You can also look at modern animation. Most adults find a lot of it "ugly," while kids love it.  I've always liked cartoons of every type, yet I can't sit through the movie trailer for any Rugrats movie without marveling at how intentionally unattractive the animation is.  It's painful to my eyes. As are the few brief moments I've ever seen of Spongebob Squarepants.  They're just ugly; it's a purely aesthetic judgment that has nothing to do with the writing or plot or character (which I've never seen enough of to form an opinion of).

On the other hand, Ren and Stimpy was the first cartoon I know of to use ugly and hyper-realistic drawings of gross things, and I grew to like that one.  I didn't find it entertaining or funny or enjoyable when they'd go from the normal look of the cartoon to some super close up of a huge hair pustule on Stimpy's ass, but it didn't make me want to turn the show off, at least not once I grew to expect it.

And I'm sure I'd soon grow to not mind the ugly animation of Rugrats or Spongebob, if I could tolerate the plot/writing long enough for that to happen.

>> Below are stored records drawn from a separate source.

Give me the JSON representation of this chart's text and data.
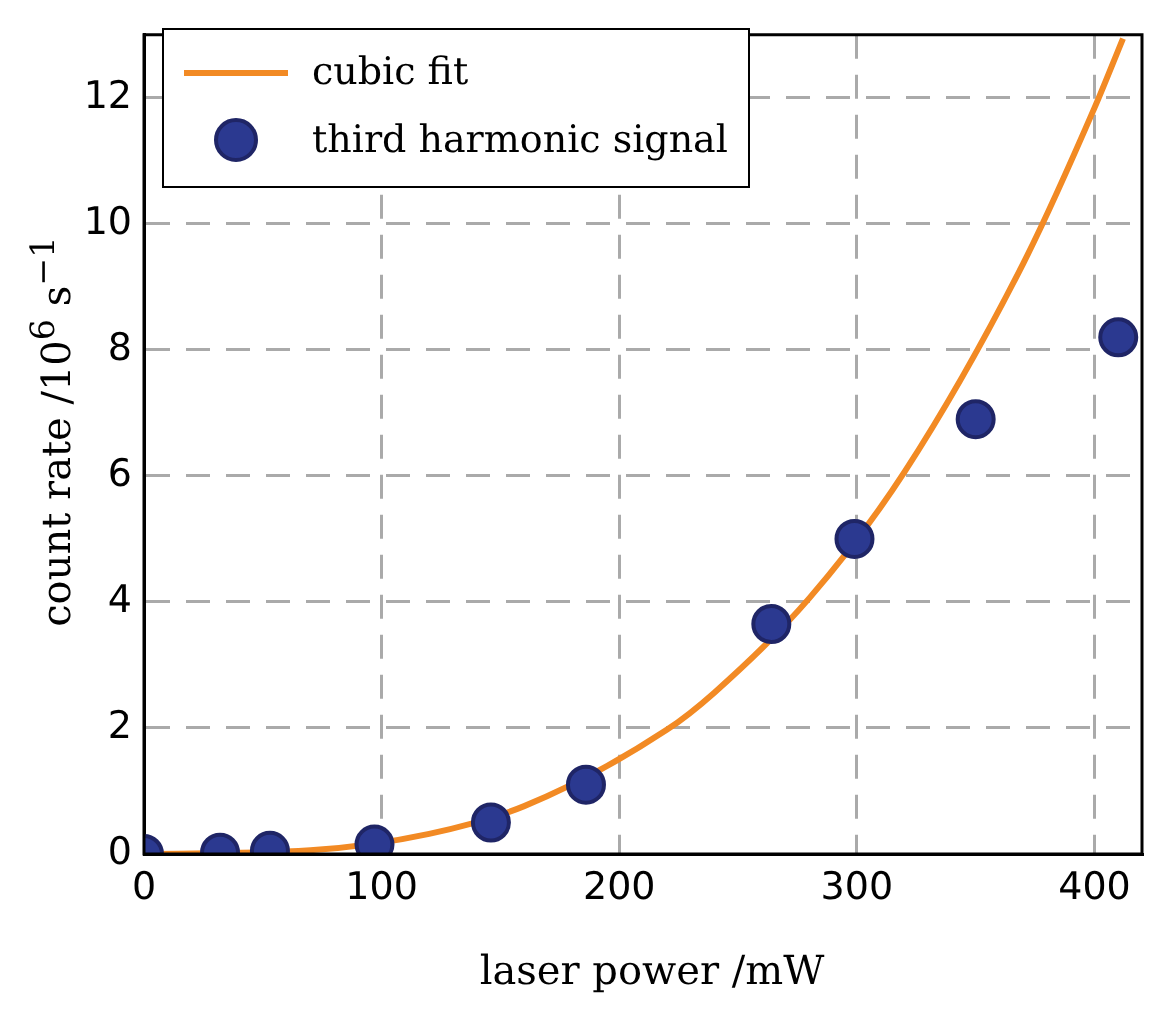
{
  "chart_data": {
    "type": "scatter",
    "xlabel": "laser power /mW",
    "ylabel": "count rate /10$^{6}$ s$^{−1}$",
    "series": [
      {
        "name": "cubic fit",
        "type": "line",
        "color": "#f28a24",
        "marker": "none",
        "line_style": "solid",
        "x": [
          0,
          70,
          120,
          160,
          220,
          240,
          280,
          320,
          370,
          400,
          412
        ],
        "values": [
          0,
          0.06,
          0.32,
          0.76,
          1.97,
          2.56,
          4.06,
          6.06,
          9.37,
          11.84,
          12.94
        ]
      },
      {
        "name": "third harmonic signal",
        "type": "scatter",
        "color": "#2b3990",
        "marker": "circle",
        "x": [
          0,
          32,
          53,
          97,
          146,
          186,
          264,
          299,
          350,
          410
        ],
        "values": [
          0,
          0.02,
          0.05,
          0.15,
          0.5,
          1.1,
          3.65,
          5.0,
          6.9,
          8.2
        ]
      }
    ],
    "xlim": [
      0,
      420
    ],
    "xticks": [
      0,
      100,
      200,
      300,
      400
    ],
    "ylim": [
      0,
      13
    ],
    "yticks": [
      0,
      2,
      4,
      6,
      8,
      10,
      12
    ],
    "grid": true,
    "legend": "top left"
  }
}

It's just an odd choice to draw a whole cartoon in such an ugly style, when the animators could, in theory, make it look more conventional.  And perhaps less popular, since the art work style wouldn't stand out so immediately to everyone.  The adult analogy I think of is Ted Rall's work, since he draws in a very ugly, rough style that's immediately recognizable.  However since he draws nasty political cartoons, the ugly artwork style works for him and seems appropriate.

 

This has gone far afield, in the best Fluxblog style, and I'm not sure if I have any overall point.  Probably not. I do find the uncanny valley concept interesting though, and I'm sure I'll carry that with me as I see upcoming films with CG characters. However I don't think I've ever rejected a nearly-human CG character since they were nearly, but not quite, human.  Perhaps as the technology continues to advance we'll get some more examples that will really show us which side of the uncanny valley line we come down on.

At this point the best example probably is Final Fantasy, since that's about the only movie to have CG characters who were supposed to pass for human. Gollum was close, but obviously mutated and weird looking, Jar Jar was not at all human, the Hulk was huge and green, Roger Rabbit was a cartoon, Yoda (in Episode 2) was small and green, etc. We'll have to see how it goes with a CG character who is virtually human in appearance... Of course the question there is, "Why?"  Why spend the money and time and trouble to make a CG character look like a human when you could just use a real human actor in the first place, and enhance him, or put makeup on him, or whatever?  At this point, man in suit is still the best option for realism, even if it's man in suit spiffed up with some CG on top.

But as the technology advances, who knows?